Accreditation board & college investigating claims about EMT instructor certifications at MCC

KANSAS CITY, Mo. — Metropolitan Community College is under the microscope after students allege instructors are not qualified to teach.

The complaints center around the EMS training program at Metropolitan Community College’s Penn Valley Campus.

Multiple students enrolled in the EMS program Penn Valley’s Health Science Institute say classes haven’t been held for over a week after two separate investigations were launched into the program.

At least four students currently enrolled in EMT classes said they noticed a few red flags right away. They allege information in class syllabuses didn’t match required curriculum and said the program’s director, Lisa McGuire, who is a lead teacher for EMT classes, lashed out when they raised concerns.

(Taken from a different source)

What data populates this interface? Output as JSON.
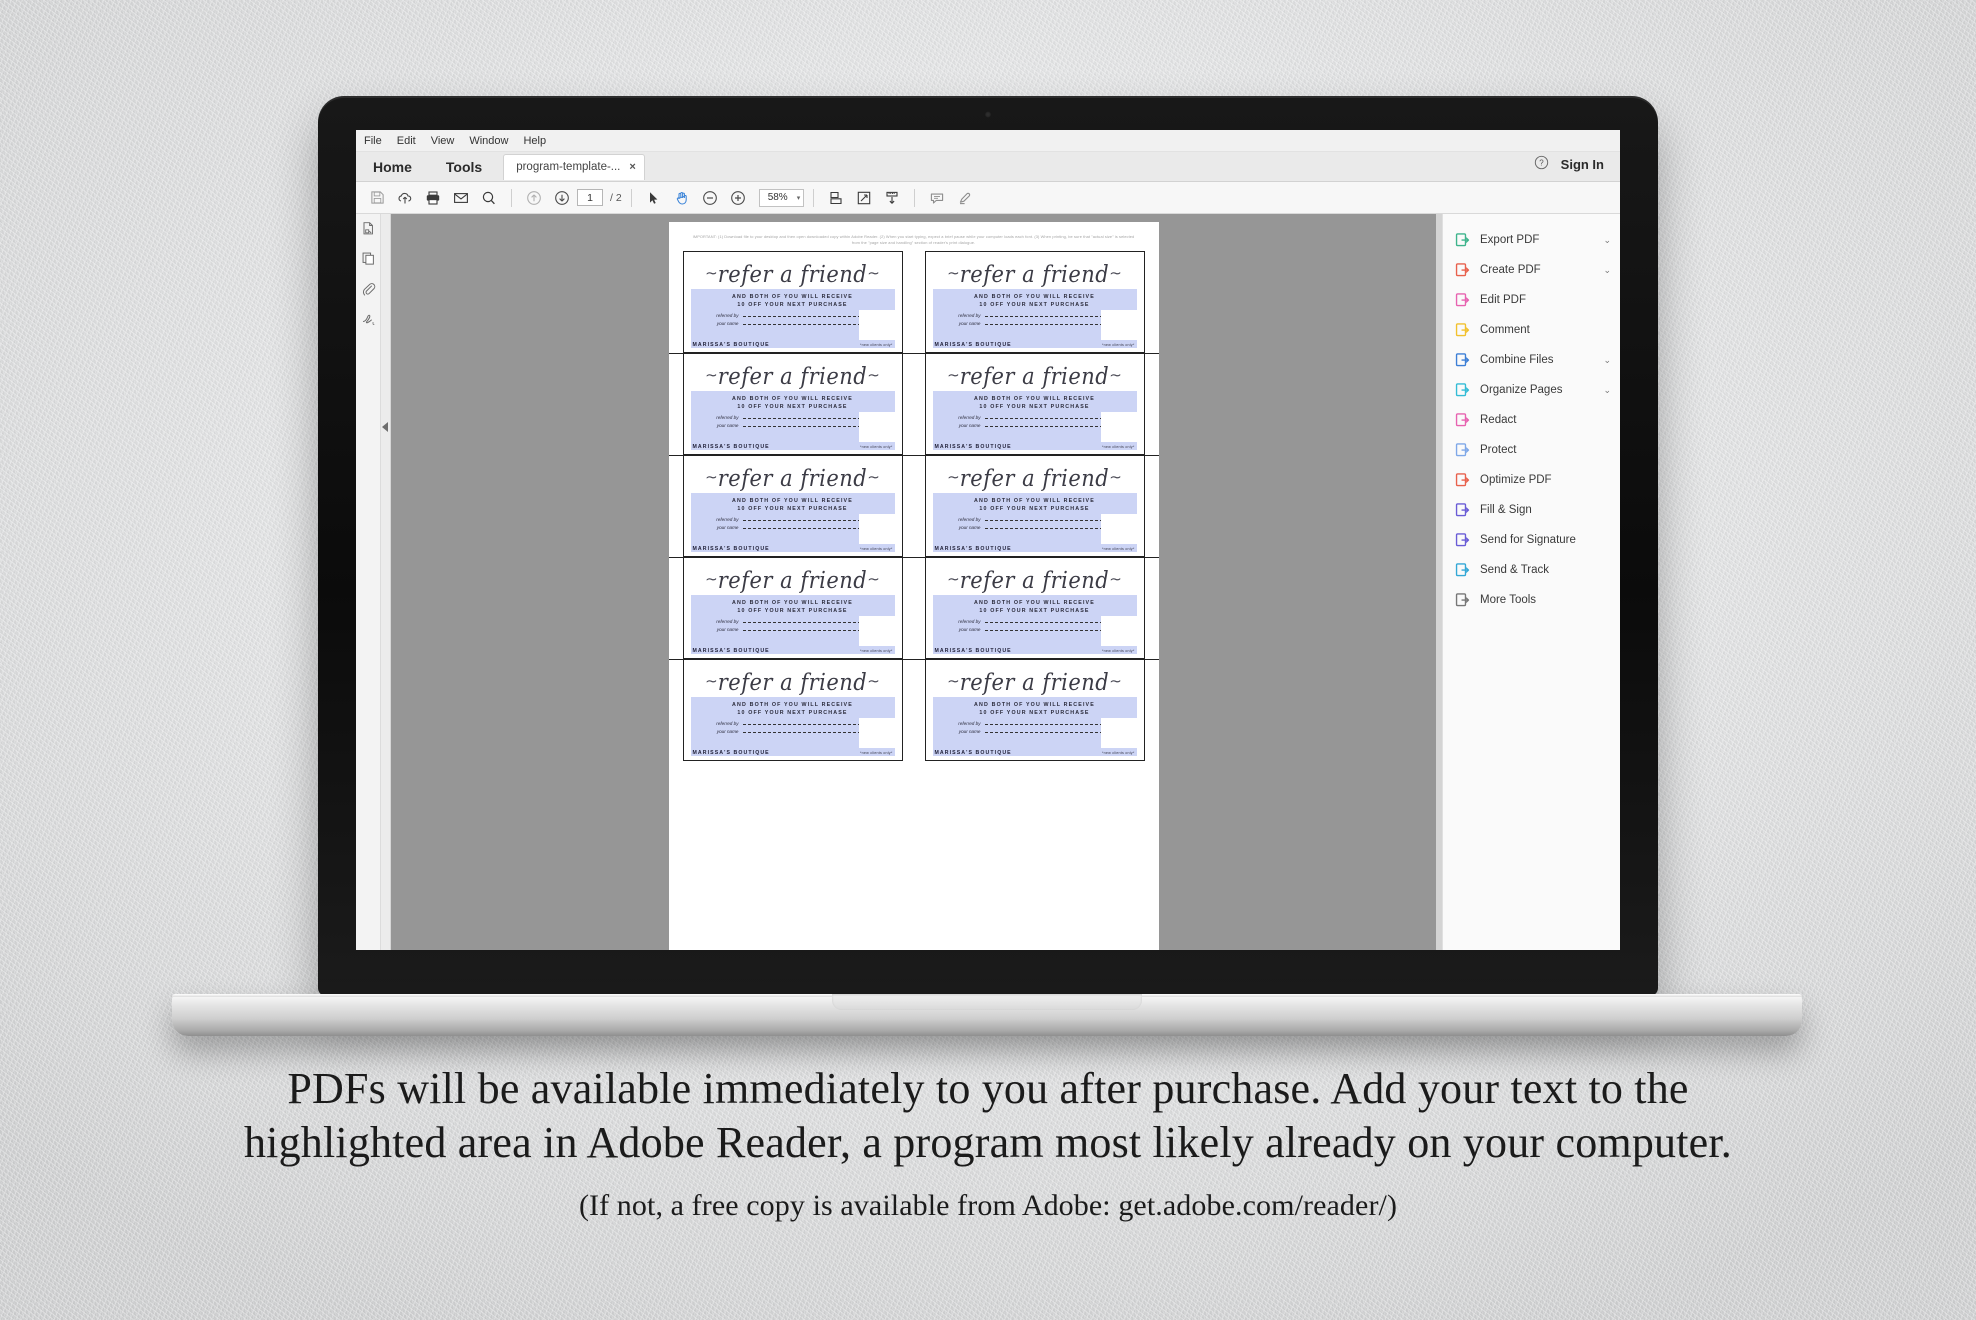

Students said multiple teachers in the department wrote letters to deans at MCC, demanding an investigation into the director, who they believe does not hold required credentials to teach EMT courses.

MCC’s EMS program is accredited through the Commission on Accreditation of Allied Health Education Programs. That board’s standards require a program director to hold a minimum of an associations degree in EMT intermediate and minimum of a bachelor’s degree for EMT paramedic.

The board said it received its first and only complaint against MCC since 2014 on Sunday, and a committee will now investigate allegations about the curriculum and instructor qualifications.

Two MCC deans also met with students after classes were canceled last week to hear their concerns.  Monday, the college issued a statement saying, in part, that the EMS program meets all required standards, and it only recently became aware of student concerns with programming.

“We are addressing those concerns directly with students and working to assure them of the college’s commitment to provide a quality ems program,” the statement said.

The college said McGuire is still currently employed and that all MCC faculty go through a credentialing process to ensure program requirements are met.

One of the deans acknowledged in an email to students that a review is now underway to make sure all credentials are in order.

This all comes as another MCC health program remains under scrutiny. The licensed practical nursing program is currently operating under a “conditional license,” which means the program failed to meet or maintain the rules and requirements set by the Missouri Board of Nursing.

Some students claim they are so fed up with what’s been happening, they’re transferring schools and talking with an attorney about demanding refunds from the college.

If the investigations find instructors were not authorized to teach, it could jeopardize the certifications earned by past and current students.